Тишина стояла удивительная: хотя в большом зале было яблоку негде упасть, все молчали, затаив дыхание, — боялись не расслышать свое имя. Два члена Комитета общественной безопасности вызывали заключенных по списку, просматривали их "дела", а потом отпускали. Герцогиню де Дюрас сначала отпускать не хотели, но один из комитетчиков сказал другому (негромко, но все расслышали): она достаточно натерпелась и искупила свое аристократическое происхождение. Герцогиня быстро обняла Адриенну и поспешила к выходу.
Хотя на каждого уходило не больше минуты, вся процедура затянулась на несколько часов. Наконец, Адриенна осталась одна. Комитетчики удивленно уставились на нее: в списках больше никого не было.
— Гражданка Ноайль, жена Лафайета, — назвала она себя.
Две головы склонились друг к другу и начали перешептываться.
Адриенна узнала одного из членов Комитета: Луи Лежандр. Курносый, волосы стянуты в косицу, алый жилет под темным бархатным сюртуком с красными отворотами, небрежно повязанный галстук, "траур" под ногтями. Цареубийца. Враг Лафайета. Его товарищ был ей незнаком, но это не обнадеживало.
— Твой муж изменил отечеству, — сказал ей этот второй. — Тебе, гражданка, следует написать прошение в Комитет о рассмотрении твоего дела, мы вдвоем не вправе решать этот вопрос.

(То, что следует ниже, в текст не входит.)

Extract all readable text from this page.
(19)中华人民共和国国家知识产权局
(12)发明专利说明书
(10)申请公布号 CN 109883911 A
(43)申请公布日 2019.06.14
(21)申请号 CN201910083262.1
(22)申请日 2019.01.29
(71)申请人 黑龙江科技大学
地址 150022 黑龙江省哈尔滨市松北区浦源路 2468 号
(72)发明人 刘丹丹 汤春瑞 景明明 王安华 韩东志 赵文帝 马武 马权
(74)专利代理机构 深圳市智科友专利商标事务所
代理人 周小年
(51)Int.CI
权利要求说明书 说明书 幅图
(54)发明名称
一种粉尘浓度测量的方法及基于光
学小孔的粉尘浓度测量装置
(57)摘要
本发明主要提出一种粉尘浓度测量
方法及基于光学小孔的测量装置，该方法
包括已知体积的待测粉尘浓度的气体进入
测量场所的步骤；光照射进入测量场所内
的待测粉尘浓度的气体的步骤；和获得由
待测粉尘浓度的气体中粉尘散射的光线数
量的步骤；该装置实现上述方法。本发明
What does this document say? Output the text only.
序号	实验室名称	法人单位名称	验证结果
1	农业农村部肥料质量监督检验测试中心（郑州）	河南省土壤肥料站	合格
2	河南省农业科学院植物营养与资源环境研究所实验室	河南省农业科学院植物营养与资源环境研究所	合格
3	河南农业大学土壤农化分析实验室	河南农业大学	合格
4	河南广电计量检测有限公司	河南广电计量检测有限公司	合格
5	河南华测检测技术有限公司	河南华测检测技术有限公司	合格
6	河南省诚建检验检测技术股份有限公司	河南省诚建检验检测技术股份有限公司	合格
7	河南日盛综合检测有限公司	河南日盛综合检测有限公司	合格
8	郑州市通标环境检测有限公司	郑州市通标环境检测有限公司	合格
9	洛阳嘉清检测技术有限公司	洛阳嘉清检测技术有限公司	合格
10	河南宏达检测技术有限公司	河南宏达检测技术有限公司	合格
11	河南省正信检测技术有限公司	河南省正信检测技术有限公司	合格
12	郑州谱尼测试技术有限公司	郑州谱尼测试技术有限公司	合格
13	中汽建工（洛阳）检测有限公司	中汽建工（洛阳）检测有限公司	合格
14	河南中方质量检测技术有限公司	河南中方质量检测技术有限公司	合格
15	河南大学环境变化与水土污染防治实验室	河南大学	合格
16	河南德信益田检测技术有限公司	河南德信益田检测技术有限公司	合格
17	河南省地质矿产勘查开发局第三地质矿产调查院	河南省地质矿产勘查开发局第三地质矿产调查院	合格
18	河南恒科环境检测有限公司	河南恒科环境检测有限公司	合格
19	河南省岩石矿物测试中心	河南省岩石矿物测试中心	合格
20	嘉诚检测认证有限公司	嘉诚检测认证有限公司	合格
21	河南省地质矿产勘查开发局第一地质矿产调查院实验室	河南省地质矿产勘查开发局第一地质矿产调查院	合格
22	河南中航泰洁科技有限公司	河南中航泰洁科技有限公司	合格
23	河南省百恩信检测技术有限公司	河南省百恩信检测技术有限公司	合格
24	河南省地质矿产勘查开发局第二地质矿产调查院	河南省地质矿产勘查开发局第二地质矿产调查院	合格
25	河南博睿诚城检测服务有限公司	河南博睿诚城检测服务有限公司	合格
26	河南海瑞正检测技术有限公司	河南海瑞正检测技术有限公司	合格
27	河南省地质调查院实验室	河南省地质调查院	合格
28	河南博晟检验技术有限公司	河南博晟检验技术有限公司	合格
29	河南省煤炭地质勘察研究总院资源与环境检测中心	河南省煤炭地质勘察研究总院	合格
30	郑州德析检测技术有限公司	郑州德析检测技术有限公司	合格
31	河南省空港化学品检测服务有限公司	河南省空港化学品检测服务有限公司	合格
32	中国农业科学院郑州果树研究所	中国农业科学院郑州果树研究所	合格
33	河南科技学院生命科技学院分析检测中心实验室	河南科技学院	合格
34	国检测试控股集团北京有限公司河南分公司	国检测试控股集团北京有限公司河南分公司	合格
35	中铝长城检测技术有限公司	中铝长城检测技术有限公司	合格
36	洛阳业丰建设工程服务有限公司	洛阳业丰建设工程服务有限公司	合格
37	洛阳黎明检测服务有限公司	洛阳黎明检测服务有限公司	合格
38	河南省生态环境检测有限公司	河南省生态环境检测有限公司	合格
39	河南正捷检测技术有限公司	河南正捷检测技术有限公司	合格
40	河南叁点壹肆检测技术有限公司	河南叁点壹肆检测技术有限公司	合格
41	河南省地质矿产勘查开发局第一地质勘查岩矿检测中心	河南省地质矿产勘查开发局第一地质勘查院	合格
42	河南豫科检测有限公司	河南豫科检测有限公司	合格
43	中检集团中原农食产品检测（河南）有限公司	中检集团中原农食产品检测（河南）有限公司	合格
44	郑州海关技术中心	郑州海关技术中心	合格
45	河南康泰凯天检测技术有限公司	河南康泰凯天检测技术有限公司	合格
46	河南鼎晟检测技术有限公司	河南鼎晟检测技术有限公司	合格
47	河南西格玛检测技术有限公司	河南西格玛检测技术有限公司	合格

— Не могли бы вы передать это прошение? — спросила Адриенна. — Я не знаю никого, кто мог бы это сделать.
— Вот как заговорила! — воскликнул Лежандр. — Что, сбили с тебя спесь?
Адриенна не стала ему отвечать.
В Плесси остались только заключенные, ожидавшие суда. Место отпущенных "подозрительных" заняли новые. За обеденным столом слева от Адриенны сидел учитель из пансиона в Суассоне, восхищавшийся своим даровитым учеником — недавно казненным Сен-Жюстом, а справа — бывший обвинитель ревтрибунала в Оранже. В первый день вандемьера из Пантеона вынесли останки Мирабо и заменили прахом Марата; эту новость бурно обсуждали на каждом этаже.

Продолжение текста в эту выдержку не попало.